Bobby was feeling better, sitting on a barstool at a honky-tonk called the Wayward Wind, the source of the lights on which he'd focused so hard earlier. Right now he was perusing the pattern of wet circles on the bar top in front of him, but damned if he could figure out if this was his third or fourth beer. Fourth, probably, judging from the pleasant buzz in his veins and the increasing attractiveness of the women around him. It was funny how, in a dive like this with sawdust and peanut shells on the floor and country music wailing on the jukebox, Wishbone, Texas, just naturally crept back into his speech.
The hell with the job for a few hours tonight. He was taking a time-out from the hard-nosed hero business. Time out from his marriage, too.
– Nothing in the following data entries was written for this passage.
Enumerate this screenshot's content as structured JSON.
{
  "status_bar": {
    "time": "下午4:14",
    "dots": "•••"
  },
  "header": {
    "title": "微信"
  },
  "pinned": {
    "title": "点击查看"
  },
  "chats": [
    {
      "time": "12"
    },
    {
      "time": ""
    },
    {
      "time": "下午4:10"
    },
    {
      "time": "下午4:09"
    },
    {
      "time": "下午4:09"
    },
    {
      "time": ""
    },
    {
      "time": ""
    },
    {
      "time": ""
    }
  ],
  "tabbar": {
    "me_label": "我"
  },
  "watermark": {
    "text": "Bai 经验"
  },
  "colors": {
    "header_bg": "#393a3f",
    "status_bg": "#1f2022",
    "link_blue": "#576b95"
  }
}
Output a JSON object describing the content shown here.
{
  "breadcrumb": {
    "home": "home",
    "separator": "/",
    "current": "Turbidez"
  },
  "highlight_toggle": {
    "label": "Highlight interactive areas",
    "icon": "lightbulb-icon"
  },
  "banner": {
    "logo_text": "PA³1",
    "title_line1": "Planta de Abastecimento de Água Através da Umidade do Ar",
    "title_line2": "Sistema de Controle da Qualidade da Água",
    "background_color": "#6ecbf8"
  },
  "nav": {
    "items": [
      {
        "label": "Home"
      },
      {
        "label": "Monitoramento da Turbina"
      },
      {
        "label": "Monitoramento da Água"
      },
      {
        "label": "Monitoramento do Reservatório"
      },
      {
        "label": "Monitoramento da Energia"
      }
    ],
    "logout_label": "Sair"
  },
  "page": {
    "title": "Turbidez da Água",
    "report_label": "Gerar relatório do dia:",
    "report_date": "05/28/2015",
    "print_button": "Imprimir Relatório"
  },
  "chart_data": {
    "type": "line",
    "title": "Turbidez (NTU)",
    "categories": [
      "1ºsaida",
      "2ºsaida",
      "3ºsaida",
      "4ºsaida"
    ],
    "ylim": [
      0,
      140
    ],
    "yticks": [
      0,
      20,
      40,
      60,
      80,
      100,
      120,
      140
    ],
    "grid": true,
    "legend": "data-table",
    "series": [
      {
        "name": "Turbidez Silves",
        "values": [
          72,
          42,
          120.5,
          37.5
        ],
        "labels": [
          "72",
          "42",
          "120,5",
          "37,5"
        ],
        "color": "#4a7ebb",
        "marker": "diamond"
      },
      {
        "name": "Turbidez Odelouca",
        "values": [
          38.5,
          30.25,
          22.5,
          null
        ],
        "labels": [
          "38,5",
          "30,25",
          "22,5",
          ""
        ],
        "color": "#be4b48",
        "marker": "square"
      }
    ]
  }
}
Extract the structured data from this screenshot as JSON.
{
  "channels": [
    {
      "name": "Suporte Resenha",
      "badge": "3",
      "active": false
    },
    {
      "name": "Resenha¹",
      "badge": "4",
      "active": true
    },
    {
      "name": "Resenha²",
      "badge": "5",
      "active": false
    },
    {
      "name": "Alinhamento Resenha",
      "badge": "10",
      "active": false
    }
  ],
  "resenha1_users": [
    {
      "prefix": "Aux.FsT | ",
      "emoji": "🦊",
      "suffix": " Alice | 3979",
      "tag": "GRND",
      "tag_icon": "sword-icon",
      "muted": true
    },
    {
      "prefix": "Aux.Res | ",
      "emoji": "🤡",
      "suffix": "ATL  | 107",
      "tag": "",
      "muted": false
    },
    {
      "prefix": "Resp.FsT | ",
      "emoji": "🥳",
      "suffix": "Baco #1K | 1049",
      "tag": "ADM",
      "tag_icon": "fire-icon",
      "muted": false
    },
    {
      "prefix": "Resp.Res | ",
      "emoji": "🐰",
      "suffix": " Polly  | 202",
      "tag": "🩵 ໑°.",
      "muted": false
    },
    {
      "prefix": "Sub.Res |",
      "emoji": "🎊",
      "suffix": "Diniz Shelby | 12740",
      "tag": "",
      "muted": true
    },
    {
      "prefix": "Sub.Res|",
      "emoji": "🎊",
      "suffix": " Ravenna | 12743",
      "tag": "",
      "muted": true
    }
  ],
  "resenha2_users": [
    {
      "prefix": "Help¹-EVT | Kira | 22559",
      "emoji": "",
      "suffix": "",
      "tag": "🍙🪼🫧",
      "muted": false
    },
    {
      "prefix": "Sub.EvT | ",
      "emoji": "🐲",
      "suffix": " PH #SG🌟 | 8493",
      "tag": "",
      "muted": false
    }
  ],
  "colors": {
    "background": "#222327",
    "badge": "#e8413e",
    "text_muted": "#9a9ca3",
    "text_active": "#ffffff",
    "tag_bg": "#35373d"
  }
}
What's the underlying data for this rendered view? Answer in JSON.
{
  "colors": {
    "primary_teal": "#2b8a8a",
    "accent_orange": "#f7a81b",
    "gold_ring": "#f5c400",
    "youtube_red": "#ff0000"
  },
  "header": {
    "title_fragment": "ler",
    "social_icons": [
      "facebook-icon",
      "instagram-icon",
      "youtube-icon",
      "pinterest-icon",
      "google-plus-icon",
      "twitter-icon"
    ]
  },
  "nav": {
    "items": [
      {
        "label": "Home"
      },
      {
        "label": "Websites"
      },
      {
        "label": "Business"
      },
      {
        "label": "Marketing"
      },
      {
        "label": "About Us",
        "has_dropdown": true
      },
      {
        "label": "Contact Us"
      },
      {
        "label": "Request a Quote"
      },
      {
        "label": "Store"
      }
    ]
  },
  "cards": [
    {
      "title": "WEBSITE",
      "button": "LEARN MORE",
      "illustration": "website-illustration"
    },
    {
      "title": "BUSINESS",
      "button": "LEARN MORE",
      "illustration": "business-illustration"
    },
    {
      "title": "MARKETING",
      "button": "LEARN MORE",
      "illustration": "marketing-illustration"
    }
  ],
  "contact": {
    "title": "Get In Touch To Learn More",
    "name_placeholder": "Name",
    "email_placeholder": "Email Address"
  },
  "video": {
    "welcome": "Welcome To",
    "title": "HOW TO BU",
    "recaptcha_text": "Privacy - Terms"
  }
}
The hell with Ange and what's-his-name, the actor.
“What did you say your name was?” The stick-thin blonde on his right nudged his arm with her bony elbow.
“I don't think I said, darlin’.” He took another pull from his third or fourth beer, contemplating her appearance indirectly, in the bottle-lined mirror behind the bar. It was probably a good thing her platinum bangs disguised nearly a third of her face. On the other hand, her glossy mouth was generous and, unless he was just fantasizing, very suggestive.